Pique n' your interest 

Scenes from the class war

Gentrification: The restoration and upgrading of deteriorated urban property by middle-class or affluent people, often resulting in displacement of lower-income people. (YourDictionary.com)

Anyone sticking their finger in the air to find out which way the wind is blowing in Whistler these days is likely to get it bitten off.

The rank and file of this town, the people who tune your skis, fix your lattés, cook your food, stock your shelves, and write the newspaper columns that line your hamster cages, have been pushed to the brink. The claws of profiteering, disguised as the slightly more benevolent claws of progress, are even now tightening around our hearts and pitiful wallets.

Despite all the foresight of our community leaders and their conscientious efforts to avoid this fate, Whistler appears destined to follow Vail, Aspen and other failed social ski town experiments down the road to incompatibility. The notion that the rich and the poor – excuse me, the affluent and lower income people – can somehow co-exist in the same valley is just not panning out.

It takes all kinds to make a community, but increasingly the town has been sharply polarized into two distinct groups: the haves and have-nots. Our shrinking middle class, and there was a viable middle class here once, can no longer afford to live in Whistler, and is crying out for property tax and school tax relief – anything that would allow them to be able to stay here just a little longer.

The fact that their houses are now worth a million dollars is more of a burden than a windfall to these people. They didn’t come here to profit, but to ski, to breathe the fresh air, and to raise their families in the mountains.

So how does it feel to be a have-not?

Let me tell you – it sucks. It sucks to worry about yearly rent increases and the likelihood that the house I live in will be sold out from underneath me (for the second time in two years), because the market wants it, and the rising property taxes are putting landlords in a tight spot.

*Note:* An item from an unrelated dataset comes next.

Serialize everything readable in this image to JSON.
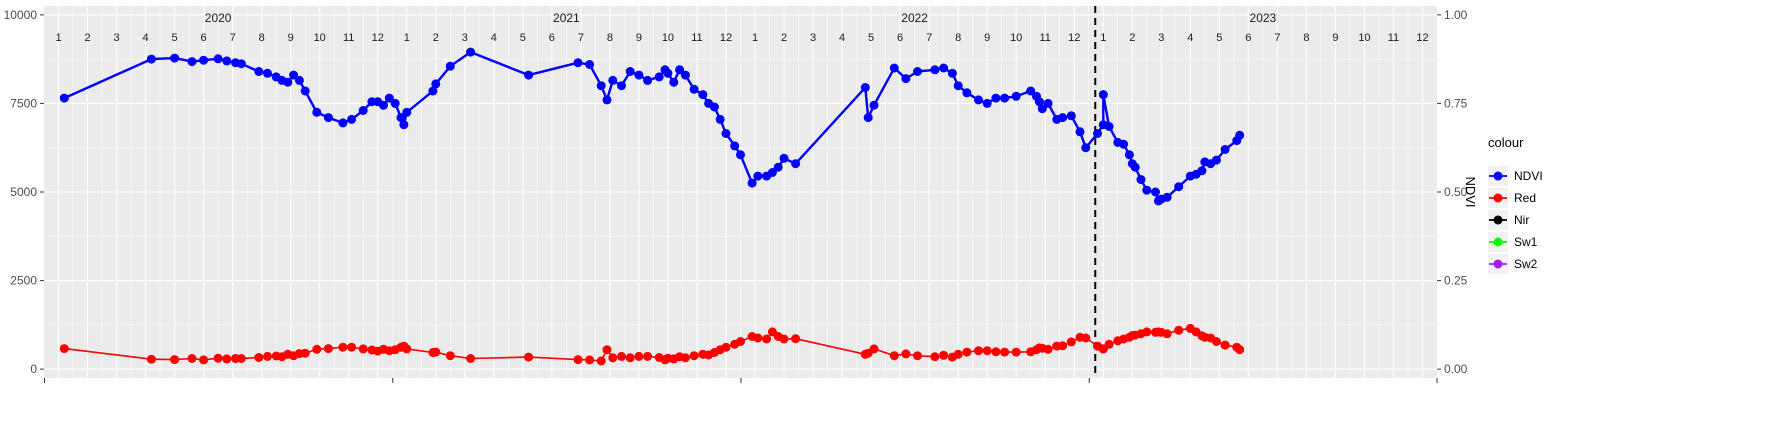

It sucks that everything I buy, from groceries to sneakers to gas, is significantly more expensive in Whistler than it is in Squamish or Pemberton.

It sucks that pretty much all of my friends are seriously thinking about moving out of town in the next few years because they know they will never be able to afford to live here with any kind of dignity.

Compounding all this inequity, we have-nots are losing our working class symbols to the affluent. The Southside Deli, the first and the last bastion of the old Creekside, is being replaced by an oyster bar. The south shore of Nita Lake, the site of the old tennis club and some good squatting parking lots, is slated for a five storey hotel and train station. The entire Creekside base is being transformed into a mini Whistler Village, with the final stages going in this summer. Do the developers really believe they are providing services for locals, which was what they claimed in the beginning, or are they just into boosting property values in the south end of town even further?